A Seduc-AM, por meio da Secretaria Executiva Adjunta do Interior, manifestou solidariedade a familiares e amigos. A Federação das Organizações Indígenas do Rio Negro (Foirn) divulgou nota de pesar lamentando o falecimento, solidarizando-se com a família e destacando a contribuição de Antônio Benjamin para a cidade, como professor e liderança indígena. O líder indígena André Baniwa manifestou seu pesar. “Perdemos mais um Baniwa. Dessa vez um professor”! “Ele era do meu clã. Era meu tio”, disse.

 Em relato emocionante, o padre Justino Sarmento, da etnia Tuyuka, lembrou a alegria de Antônio Benjamin. “No ano de 1994, em Iauaretê (distrito indígena no Alto Rio Negro), iniciamos um trabalho com jovens que pretendiam aprofundar sua vocação no Centro de Formação Indígena (CFI). Antônio era um desses jovens, vindo da região de Assunção de Içana, do povo Baniwa. Destacava-se por ser um jovem muito animado, animava as músicas no Seminário, nas missas, nos encontros. Fez o Ensino Médio em Iauaretê. Depois, seguiu sua trajetória na educação com êxito. Toda vez que eu me encontrava com ele era uma alegria (…).”

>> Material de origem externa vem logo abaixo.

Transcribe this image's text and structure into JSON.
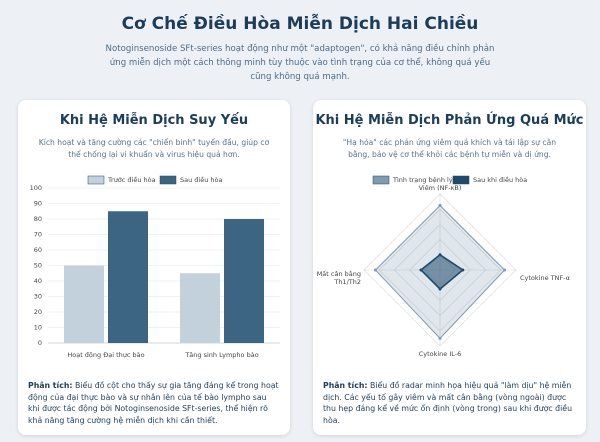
{
  "header": {
    "title": "Cơ Chế Điều Hòa Miễn Dịch Hai Chiều",
    "subtitle": "Notoginsenoside SFt-series hoạt động như một \"adaptogen\", có khả năng điều chỉnh phản ứng miễn dịch một cách thông minh tùy thuộc vào tình trạng của cơ thể, không quá yếu cũng không quá mạnh."
  },
  "cards": [
    {
      "title": "Khi Hệ Miễn Dịch Suy Yếu",
      "description": "Kích hoạt và tăng cường các \"chiến binh\" tuyến đầu, giúp cơ thể chống lại vi khuẩn và virus hiệu quả hơn.",
      "analysis_label": "Phân tích:",
      "analysis": "Biểu đồ cột cho thấy sự gia tăng đáng kể trong hoạt động của đại thực bào và sự nhân lên của tế bào lympho sau khi được tác động bởi Notoginsenoside SFt-series, thể hiện rõ khả năng tăng cường hệ miễn dịch khi cần thiết."
    },
    {
      "title": "Khi Hệ Miễn Dịch Phản Ứng Quá Mức",
      "description": "\"Hạ hỏa\" các phản ứng viêm quá khích và tái lập sự cân bằng, bảo vệ cơ thể khỏi các bệnh tự miễn và dị ứng.",
      "analysis_label": "Phân tích:",
      "analysis": "Biểu đồ radar minh họa hiệu quả \"làm dịu\" hệ miễn dịch. Các yếu tố gây viêm và mất cân bằng (vòng ngoài) được thu hẹp đáng kể về mức ổn định (vòng trong) sau khi được điều hòa."
    }
  ],
  "chart_data": [
    {
      "type": "bar",
      "categories": [
        "Hoạt động Đại thực bào",
        "Tăng sinh Lympho bào"
      ],
      "series": [
        {
          "name": "Trước điều hòa",
          "color": "#c3d1dc",
          "values": [
            50,
            45
          ]
        },
        {
          "name": "Sau điều hòa",
          "color": "#3c6584",
          "values": [
            85,
            80
          ]
        }
      ],
      "ylim": [
        0,
        100
      ],
      "yticks": [
        0,
        10,
        20,
        30,
        40,
        50,
        60,
        70,
        80,
        90,
        100
      ],
      "grid": true
    },
    {
      "type": "radar",
      "axes": [
        "Viêm (NF-κB)",
        "Cytokine TNF-α",
        "Cytokine IL-6",
        "Mất cân bằng Th1/Th2"
      ],
      "series": [
        {
          "name": "Tình trạng bệnh lý",
          "color": "#7f9bb3",
          "values": [
            85,
            85,
            90,
            85
          ]
        },
        {
          "name": "Sau khi điều hòa",
          "color": "#1f4a6b",
          "values": [
            20,
            30,
            25,
            25
          ]
        }
      ],
      "rlim": [
        0,
        100
      ],
      "rticks": [
        20,
        40,
        60,
        80,
        100
      ],
      "grid": true
    }
  ]
}
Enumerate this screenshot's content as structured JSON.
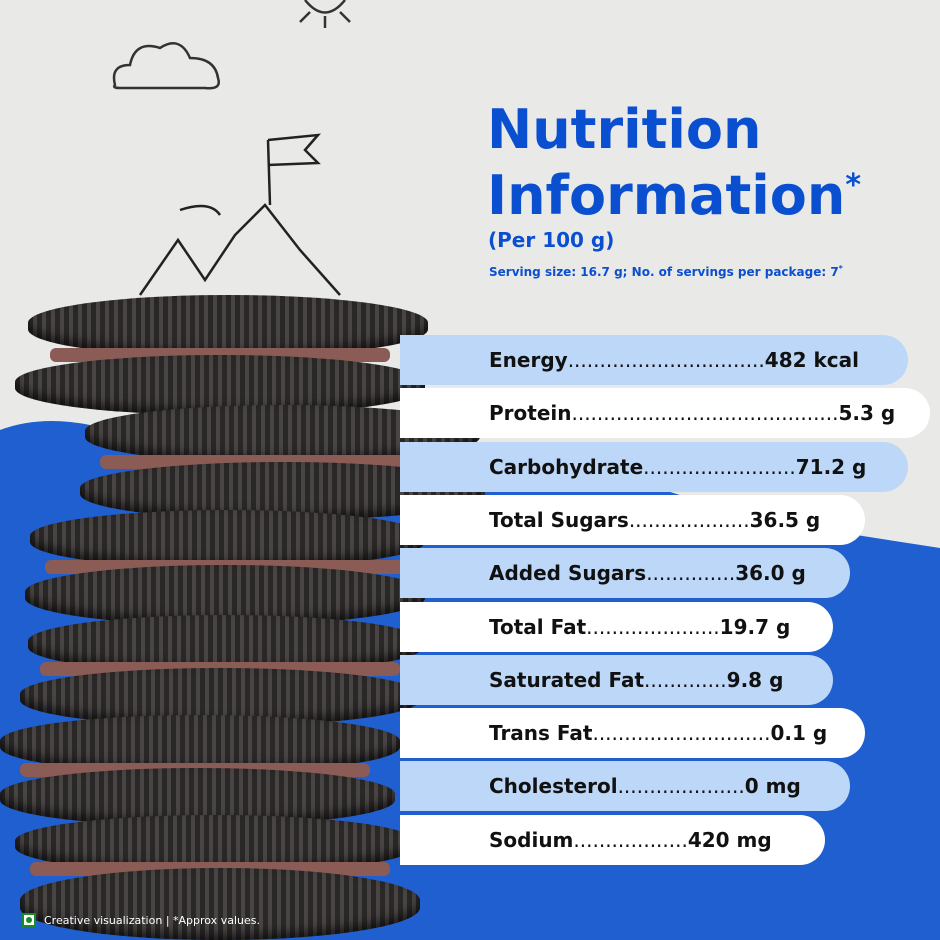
{
  "title": {
    "line1": "Nutrition",
    "line2": "Information",
    "asterisk": "*"
  },
  "per": "(Per 100 g)",
  "serving": "Serving size: 16.7 g; No. of servings per package: 7",
  "serving_mark": "*",
  "nutrients": [
    {
      "label": "Energy",
      "dots": "...............................",
      "value": "482 kcal"
    },
    {
      "label": "Protein",
      "dots": "..........................................",
      "value": "5.3 g"
    },
    {
      "label": "Carbohydrate",
      "dots": "........................",
      "value": "71.2 g"
    },
    {
      "label": "Total Sugars",
      "dots": "...................",
      "value": "36.5 g"
    },
    {
      "label": "Added Sugars",
      "dots": "..............",
      "value": "36.0 g"
    },
    {
      "label": "Total Fat",
      "dots": ".....................",
      "value": "19.7 g"
    },
    {
      "label": "Saturated Fat",
      "dots": ".............",
      "value": "9.8 g"
    },
    {
      "label": "Trans Fat",
      "dots": "............................",
      "value": "0.1 g"
    },
    {
      "label": "Cholesterol",
      "dots": "....................",
      "value": "0 mg"
    },
    {
      "label": "Sodium",
      "dots": "..................",
      "value": "420 mg"
    }
  ],
  "footer": "Creative visualization | *Approx values.",
  "colors": {
    "brand_blue": "#0b4fd1",
    "pill_blue": "#bcd7f7",
    "veg_mark": "#1a8a2a"
  }
}
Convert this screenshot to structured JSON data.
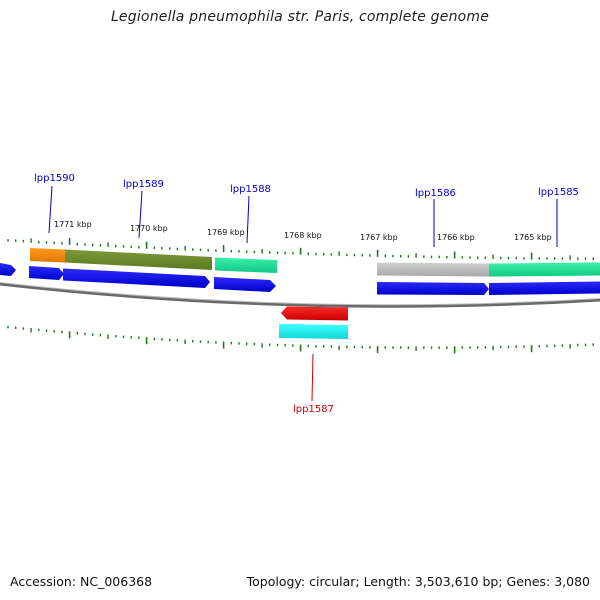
{
  "title": "Legionella pneumophila str. Paris, complete genome",
  "footer": {
    "accession": "Accession: NC_006368",
    "topology": "Topology: circular; Length: 3,503,610 bp; Genes: 3,080"
  },
  "colors": {
    "forward_label": "#0000cc",
    "reverse_label": "#cc0000",
    "cds": "#0000ee",
    "cds_reverse": "#ee0000",
    "tick": "#1a7a1a",
    "backbone": "#7a7a7a"
  },
  "scale": {
    "unit": "kbp",
    "tick_labels": [
      "1771 kbp",
      "1770 kbp",
      "1769 kbp",
      "1768 kbp",
      "1767 kbp",
      "1766 kbp",
      "1765 kbp"
    ]
  },
  "genes": [
    {
      "name": "lpp1590",
      "strand": "forward"
    },
    {
      "name": "lpp1589",
      "strand": "forward"
    },
    {
      "name": "lpp1588",
      "strand": "forward"
    },
    {
      "name": "lpp1586",
      "strand": "forward"
    },
    {
      "name": "lpp1585",
      "strand": "forward"
    },
    {
      "name": "lpp1587",
      "strand": "reverse"
    }
  ]
}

Também professor, Gersem Baniwa, coordenador do curso de Formação de Professores Indígenas da Faculdade de Educação da Universidade Federal do Amazonas (UFAM), enviou texto aos amigos lembrando que Antônio fez parte de uma geração que nasceu em Assunção do Içana e viveu no calor da dura batalha por direitos indígenas, principalmente direito à educação humana, libertadora e cidadã. Os dois eram primos. “Mesmo mergulhado em profunda tristeza e dor por sua partida para junto dos nossos ancestrais, Antônio continuará vivo em minhas memórias e coração pelo que ele representa”, escreveu.